Around the corner lies the main piazza, one of the world's most elegant public spaces. At one end is the basilica, while the other three sides are framed by a uniform, collonaded row of buildings. The buildings originally housed the offices of the Procurate, nine people who ranked just below the Doge and responsible for much of the day to day management of government. The ground level was always leased to cafes and shops to earn money for the republic, a tradition that continues to this day. Around 1800, when Napoleon added Venice to his empire, he decided to convert the place to a palace. The palace is now home to the Correr Museum, which few people visit but is quite interesting if you have the time. It also connects to the library, which is stunning. The museum itself is a mix of paintings and artefacts from Venice's golden age. The highlight is a pair of shoes worn by society women in the sixteenth century. They had eighteen inch platform heels on them, and the ladies would walk around with servants on either side stabilizing them.

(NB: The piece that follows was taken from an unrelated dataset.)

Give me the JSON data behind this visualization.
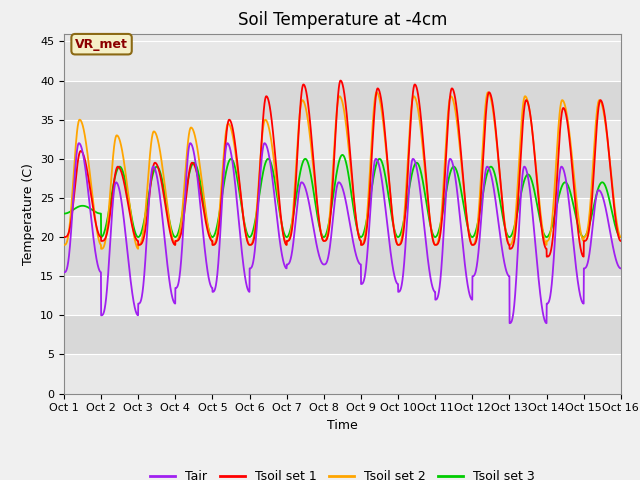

The huge brick tower in the piazza is the campanile. It was built in the tenth century as a combination belltower and lighthouse, but was also used to shame sinners, who were hoisted in a cage and dangled above the piazza for days or months depending on the severity of the sin. In 1902, the tower collapsed, which must have shocked the tourists. Amazingly, the tower collapsed in such an orderly manner that it left the surrounding buildings unscathed. The current tower, employing much of the original material, was rebuilt as an exact model of its predecessor.